Spread, Marrone: ora banche investano su Pmi
Il responsabile nazionale Zes: «Credito a realtà sane per bilanciare dazi»
«Lo spread ai minimi da quindici anni è un dato che fa sorridere i mercati e rassicura Bruxelles. Ma fuori dai palazzi, nelle piccole e medie industrie italiane, la fiducia non si misura in punti base: si misura in credito accessibile, in investimenti sostenuti, in piani di crescita finanziati.

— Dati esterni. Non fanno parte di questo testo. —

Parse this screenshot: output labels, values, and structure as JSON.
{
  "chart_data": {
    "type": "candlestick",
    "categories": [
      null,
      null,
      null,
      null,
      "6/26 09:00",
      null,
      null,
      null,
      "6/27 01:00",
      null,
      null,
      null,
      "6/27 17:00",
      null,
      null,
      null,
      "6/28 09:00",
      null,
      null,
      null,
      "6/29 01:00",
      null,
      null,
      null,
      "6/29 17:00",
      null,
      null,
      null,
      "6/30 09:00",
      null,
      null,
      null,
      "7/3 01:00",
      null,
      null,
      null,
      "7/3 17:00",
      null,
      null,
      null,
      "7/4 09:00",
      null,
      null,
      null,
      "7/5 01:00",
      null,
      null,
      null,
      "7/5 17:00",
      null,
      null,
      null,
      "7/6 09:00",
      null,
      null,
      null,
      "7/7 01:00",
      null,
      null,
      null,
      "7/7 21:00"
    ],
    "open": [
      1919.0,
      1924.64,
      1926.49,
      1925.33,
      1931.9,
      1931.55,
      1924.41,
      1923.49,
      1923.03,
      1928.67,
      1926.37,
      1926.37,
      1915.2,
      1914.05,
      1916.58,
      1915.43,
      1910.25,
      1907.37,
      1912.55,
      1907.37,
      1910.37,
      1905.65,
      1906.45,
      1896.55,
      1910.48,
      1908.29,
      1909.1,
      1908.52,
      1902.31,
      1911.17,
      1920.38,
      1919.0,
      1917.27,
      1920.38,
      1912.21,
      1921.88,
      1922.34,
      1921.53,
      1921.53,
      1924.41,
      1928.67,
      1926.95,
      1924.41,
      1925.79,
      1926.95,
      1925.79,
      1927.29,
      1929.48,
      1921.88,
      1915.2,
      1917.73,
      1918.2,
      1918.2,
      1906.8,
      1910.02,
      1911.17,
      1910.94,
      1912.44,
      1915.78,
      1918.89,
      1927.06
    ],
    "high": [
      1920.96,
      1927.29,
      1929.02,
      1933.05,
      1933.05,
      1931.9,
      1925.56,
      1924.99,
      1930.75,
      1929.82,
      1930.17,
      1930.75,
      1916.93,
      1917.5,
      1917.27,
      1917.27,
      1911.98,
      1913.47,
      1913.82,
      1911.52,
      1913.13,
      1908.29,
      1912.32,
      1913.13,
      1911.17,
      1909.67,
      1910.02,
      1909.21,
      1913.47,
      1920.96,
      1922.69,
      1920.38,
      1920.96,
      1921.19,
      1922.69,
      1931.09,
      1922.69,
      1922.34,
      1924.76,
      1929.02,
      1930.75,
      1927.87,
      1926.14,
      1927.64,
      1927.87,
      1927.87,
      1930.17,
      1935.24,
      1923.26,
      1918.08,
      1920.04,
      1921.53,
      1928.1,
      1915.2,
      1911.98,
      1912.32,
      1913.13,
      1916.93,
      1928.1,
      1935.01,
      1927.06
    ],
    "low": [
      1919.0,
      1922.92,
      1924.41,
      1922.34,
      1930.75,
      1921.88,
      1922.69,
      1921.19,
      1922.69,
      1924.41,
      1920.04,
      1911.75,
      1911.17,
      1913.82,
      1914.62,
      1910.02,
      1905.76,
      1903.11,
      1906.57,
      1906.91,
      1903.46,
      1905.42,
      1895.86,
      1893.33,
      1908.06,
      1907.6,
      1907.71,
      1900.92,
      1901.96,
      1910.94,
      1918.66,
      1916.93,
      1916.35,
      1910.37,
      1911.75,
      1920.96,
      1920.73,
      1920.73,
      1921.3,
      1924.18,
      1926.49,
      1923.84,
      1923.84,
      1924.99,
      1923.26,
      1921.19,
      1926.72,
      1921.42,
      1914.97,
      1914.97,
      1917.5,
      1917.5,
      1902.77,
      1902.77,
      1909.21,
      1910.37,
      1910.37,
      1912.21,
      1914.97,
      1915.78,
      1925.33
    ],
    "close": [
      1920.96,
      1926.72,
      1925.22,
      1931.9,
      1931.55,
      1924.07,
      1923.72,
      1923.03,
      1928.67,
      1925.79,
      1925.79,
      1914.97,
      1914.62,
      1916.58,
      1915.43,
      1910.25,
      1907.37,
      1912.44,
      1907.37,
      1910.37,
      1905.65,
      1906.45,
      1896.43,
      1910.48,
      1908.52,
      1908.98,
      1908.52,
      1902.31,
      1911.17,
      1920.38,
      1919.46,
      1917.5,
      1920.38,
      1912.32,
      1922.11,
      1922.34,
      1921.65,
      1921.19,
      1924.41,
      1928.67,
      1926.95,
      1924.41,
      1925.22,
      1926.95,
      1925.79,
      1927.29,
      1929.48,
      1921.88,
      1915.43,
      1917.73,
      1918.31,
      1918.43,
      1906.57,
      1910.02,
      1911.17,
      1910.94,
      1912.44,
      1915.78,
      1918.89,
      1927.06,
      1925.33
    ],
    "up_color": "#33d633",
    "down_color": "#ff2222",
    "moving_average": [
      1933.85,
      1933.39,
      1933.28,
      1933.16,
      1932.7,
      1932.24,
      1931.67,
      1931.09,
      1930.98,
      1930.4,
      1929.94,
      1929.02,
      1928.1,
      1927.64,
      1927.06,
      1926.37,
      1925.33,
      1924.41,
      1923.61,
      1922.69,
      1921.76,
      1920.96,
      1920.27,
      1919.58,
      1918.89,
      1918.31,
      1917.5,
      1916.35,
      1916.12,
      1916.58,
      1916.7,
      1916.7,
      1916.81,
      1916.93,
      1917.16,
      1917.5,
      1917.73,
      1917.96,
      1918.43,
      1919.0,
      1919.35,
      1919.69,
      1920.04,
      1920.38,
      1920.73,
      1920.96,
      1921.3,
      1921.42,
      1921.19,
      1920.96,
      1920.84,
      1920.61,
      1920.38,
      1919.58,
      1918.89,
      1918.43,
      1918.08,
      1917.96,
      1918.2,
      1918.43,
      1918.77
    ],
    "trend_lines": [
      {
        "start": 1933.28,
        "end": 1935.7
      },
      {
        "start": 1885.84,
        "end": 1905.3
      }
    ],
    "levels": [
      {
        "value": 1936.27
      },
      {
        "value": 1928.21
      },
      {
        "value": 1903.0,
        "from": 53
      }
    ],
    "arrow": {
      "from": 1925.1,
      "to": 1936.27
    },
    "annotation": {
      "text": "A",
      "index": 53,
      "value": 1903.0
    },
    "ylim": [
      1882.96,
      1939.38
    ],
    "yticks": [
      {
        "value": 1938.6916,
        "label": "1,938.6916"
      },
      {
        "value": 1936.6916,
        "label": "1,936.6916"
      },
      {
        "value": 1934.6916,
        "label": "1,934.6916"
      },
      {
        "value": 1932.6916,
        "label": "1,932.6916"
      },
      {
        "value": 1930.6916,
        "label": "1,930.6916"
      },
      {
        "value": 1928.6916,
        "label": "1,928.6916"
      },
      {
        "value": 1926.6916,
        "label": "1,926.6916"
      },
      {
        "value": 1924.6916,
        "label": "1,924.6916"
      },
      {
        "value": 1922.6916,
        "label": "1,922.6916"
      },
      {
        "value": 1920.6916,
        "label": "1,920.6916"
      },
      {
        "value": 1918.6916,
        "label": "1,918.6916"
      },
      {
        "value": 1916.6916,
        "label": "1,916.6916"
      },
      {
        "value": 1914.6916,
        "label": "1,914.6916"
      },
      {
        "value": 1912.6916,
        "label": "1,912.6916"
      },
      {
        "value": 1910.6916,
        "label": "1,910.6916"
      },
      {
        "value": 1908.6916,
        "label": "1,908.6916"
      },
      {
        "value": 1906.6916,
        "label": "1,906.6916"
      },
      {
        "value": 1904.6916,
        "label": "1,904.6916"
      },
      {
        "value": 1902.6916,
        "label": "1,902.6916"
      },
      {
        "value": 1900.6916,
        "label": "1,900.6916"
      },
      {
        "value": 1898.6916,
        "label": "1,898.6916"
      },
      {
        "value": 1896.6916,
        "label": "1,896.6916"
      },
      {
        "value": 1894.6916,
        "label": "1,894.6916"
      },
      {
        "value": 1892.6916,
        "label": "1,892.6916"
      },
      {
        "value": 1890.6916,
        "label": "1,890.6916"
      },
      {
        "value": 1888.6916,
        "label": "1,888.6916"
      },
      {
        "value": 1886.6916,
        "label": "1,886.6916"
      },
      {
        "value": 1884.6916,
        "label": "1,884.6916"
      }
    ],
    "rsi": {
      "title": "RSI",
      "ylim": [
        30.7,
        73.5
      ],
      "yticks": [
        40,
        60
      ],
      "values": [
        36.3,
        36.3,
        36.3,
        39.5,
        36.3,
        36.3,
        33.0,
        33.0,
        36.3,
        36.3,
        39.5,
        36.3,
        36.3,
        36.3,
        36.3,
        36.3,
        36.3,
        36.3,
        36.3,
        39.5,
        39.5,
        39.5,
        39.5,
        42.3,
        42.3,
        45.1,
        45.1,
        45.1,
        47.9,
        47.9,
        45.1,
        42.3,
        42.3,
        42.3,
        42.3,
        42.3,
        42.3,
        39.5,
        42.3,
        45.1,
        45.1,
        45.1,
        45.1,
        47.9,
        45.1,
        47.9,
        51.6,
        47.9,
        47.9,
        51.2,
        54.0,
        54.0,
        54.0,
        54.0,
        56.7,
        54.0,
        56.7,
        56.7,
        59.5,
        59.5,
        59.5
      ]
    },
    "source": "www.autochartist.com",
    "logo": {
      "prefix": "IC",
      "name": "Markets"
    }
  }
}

Il sistema bancario non può limitarsi a incassare i dividendi di un Paese percepito più solido. Deve tradurre quello spread favorevole in linee di garanzia per le imprese che esportano, innovano, assumono. La vera sfida è trasformare la rendita finanziaria in ossigeno per il tessuto produttivo, non in margini da bilancio».

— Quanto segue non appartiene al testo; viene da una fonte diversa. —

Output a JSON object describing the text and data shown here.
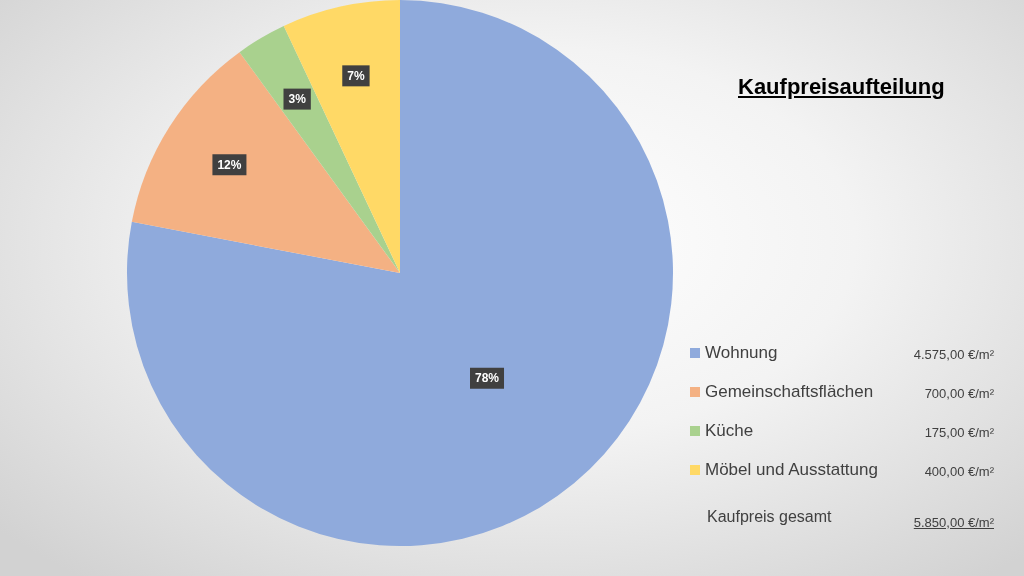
{
  "chart_data": {
    "type": "pie",
    "title": "Kaufpreisaufteilung",
    "categories": [
      "Wohnung",
      "Gemeinschaftsflächen",
      "Küche",
      "Möbel und Ausstattung"
    ],
    "values": [
      78,
      12,
      3,
      7
    ],
    "colors": [
      "#8faadc",
      "#f4b183",
      "#a9d18e",
      "#ffd966"
    ],
    "value_labels": [
      "78%",
      "12%",
      "3%",
      "7%"
    ],
    "legend": "bottom right",
    "annotations": [
      "4.575,00 €/m²",
      "700,00 €/m²",
      "175,00 €/m²",
      "400,00 €/m²",
      "Kaufpreis gesamt",
      "5.850,00 €/m²"
    ]
  }
}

A dirlo è Raffaele Marrone, presidente di Confapi Napoli e responsabile nazionale Zes per Confapi.
«Le PMI italiane hanno dimostrato una resilienza che nessun algoritmo poteva prevedere. Eppure sono oggi schiacciate da due zavorre: i dazi che comprimono la competitività internazionale e le regole cervellotiche del Green Deal europeo che creano incertezza e paralizzano gli investimenti, come dimostra la crisi dell’automotive. In questo scenario la fiducia dei circuiti creditizi diventa decisiva, perché senza finanza l’industria resta immobile e perde terreno sui mercati globali».

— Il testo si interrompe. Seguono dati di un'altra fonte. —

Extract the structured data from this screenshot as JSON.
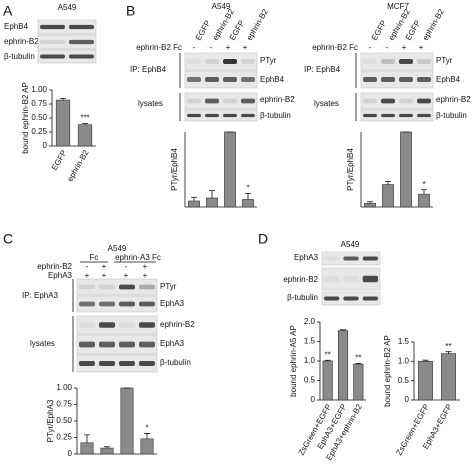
{
  "figure": {
    "A": {
      "label": "A",
      "cell_line": "A549",
      "rows": [
        "EphB4",
        "ephrin-B2",
        "β-tubulin"
      ]
    },
    "B": {
      "label": "B",
      "left": {
        "cell_line": "A549",
        "lanes": [
          "EGFP",
          "ephrin-B2",
          "EGFP",
          "ephrin-B2"
        ],
        "treatment": "ephrin-B2 Fc",
        "signs": [
          "-",
          "-",
          "+",
          "+"
        ],
        "ip": "IP: EphB4",
        "ip_rows": [
          "PTyr",
          "EphB4"
        ],
        "lysates": "lysates",
        "lysate_rows": [
          "ephrin-B2",
          "β-tubulin"
        ]
      },
      "right": {
        "cell_line": "MCF7",
        "lanes": [
          "EGFP",
          "ephrin-B2",
          "EGFP",
          "ephrin-B2"
        ],
        "treatment": "ephrin-B2 Fc",
        "signs": [
          "-",
          "-",
          "+",
          "+"
        ],
        "ip": "IP: EphB4",
        "ip_rows": [
          "PTyr",
          "EphB4"
        ],
        "lysates": "lysates",
        "lysate_rows": [
          "ephrin-B2",
          "β-tubulin"
        ]
      }
    },
    "C": {
      "label": "C",
      "cell_line": "A549",
      "groups": [
        "Fc",
        "ephrin-A3 Fc"
      ],
      "rows": [
        "ephrin-B2",
        "EphA3"
      ],
      "signs": [
        [
          "-",
          "+",
          "-",
          "+"
        ],
        [
          "+",
          "+",
          "+",
          "+"
        ]
      ],
      "ip": "IP: EphA3",
      "ip_rows": [
        "PTyr",
        "EphA3"
      ],
      "lysates": "lysates",
      "lysate_rows": [
        "ephrin-B2",
        "EphA3",
        "β-tubulin"
      ]
    },
    "D": {
      "label": "D",
      "cell_line": "A549",
      "rows": [
        "EphA3",
        "ephrin-B2",
        "β-tubulin"
      ]
    }
  },
  "chart_data": [
    {
      "type": "bar",
      "ylabel": "bound ephrin-B2 AP",
      "categories": [
        "EGFP",
        "ephrin-B2"
      ],
      "values": [
        0.82,
        0.38
      ],
      "errors": [
        0.03,
        0.02
      ],
      "significance": [
        null,
        "***"
      ],
      "color": "#8a8a8a",
      "ylim": [
        0,
        1
      ],
      "yticks": [
        0,
        0.25,
        {
          "value": 0.5,
          "label": "0.50"
        },
        0.75,
        {
          "value": 1,
          "label": "1.00"
        }
      ]
    },
    {
      "type": "bar",
      "ylabel": "PTyr/EphB4",
      "categories": [
        null,
        null,
        null,
        null
      ],
      "values": [
        0.08,
        0.12,
        1.0,
        0.1
      ],
      "errors": [
        0.05,
        0.1,
        0,
        0.08
      ],
      "significance": [
        null,
        null,
        null,
        "*"
      ],
      "color": "#8a8a8a",
      "ylim": [
        0,
        1
      ]
    },
    {
      "type": "bar",
      "ylabel": "PTyr/EphB4",
      "categories": [
        null,
        null,
        null,
        null
      ],
      "values": [
        0.05,
        0.3,
        1.0,
        0.17
      ],
      "errors": [
        0.02,
        0.04,
        0,
        0.06
      ],
      "significance": [
        null,
        null,
        null,
        "*"
      ],
      "color": "#8a8a8a",
      "ylim": [
        0,
        1
      ]
    },
    {
      "type": "bar",
      "ylabel": "PTyr/EphA3",
      "categories": [
        null,
        null,
        null,
        null
      ],
      "values": [
        0.17,
        0.09,
        1.0,
        0.23
      ],
      "errors": [
        0.12,
        0.02,
        0,
        0.08
      ],
      "significance": [
        null,
        null,
        null,
        "*"
      ],
      "color": "#8a8a8a",
      "ylim": [
        0,
        1
      ],
      "yticks": [
        0,
        0.25,
        {
          "value": 0.5,
          "label": "0.50"
        },
        0.75,
        {
          "value": 1,
          "label": "1.00"
        }
      ]
    },
    {
      "type": "bar",
      "ylabel": "bound ephrin-A5 AP",
      "categories": [
        "ZsGreen+EGFP",
        "EphA3+EGFP",
        "EphA3+ephrin-B2"
      ],
      "values": [
        1.0,
        1.78,
        0.92
      ],
      "errors": [
        0.02,
        0.02,
        0.02
      ],
      "significance": [
        "**",
        null,
        "**"
      ],
      "color": "#8a8a8a",
      "ylim": [
        0,
        2
      ],
      "yticks": [
        0,
        0.5,
        {
          "value": 1,
          "label": "1.0"
        },
        1.5,
        {
          "value": 2,
          "label": "2.0"
        }
      ]
    },
    {
      "type": "bar",
      "ylabel": "bound ephrin-B2 AP",
      "categories": [
        "ZsGreen+EGFP",
        "EphA3+EGFP"
      ],
      "values": [
        1.0,
        1.2
      ],
      "errors": [
        0.03,
        0.05
      ],
      "significance": [
        null,
        "**"
      ],
      "color": "#8a8a8a",
      "ylim": [
        0,
        1.5
      ],
      "yticks": [
        0,
        0.5,
        {
          "value": 1,
          "label": "1.0"
        },
        1.5
      ]
    }
  ]
}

Marrone aggiunge: «Serve un cambio di paradigma: le banche devono tornare a scommettere su chi produce, con la stessa fiducia che i mercati stanno riconoscendo all’Italia. Altrimenti lo spread basso resterà un numero da presentazione, buono per le slide ministeriali ma sterile per l’economia reale. E il capitale della fiducia, se non trasferito alle imprese, rischia di evaporare senza mai diventare crescita».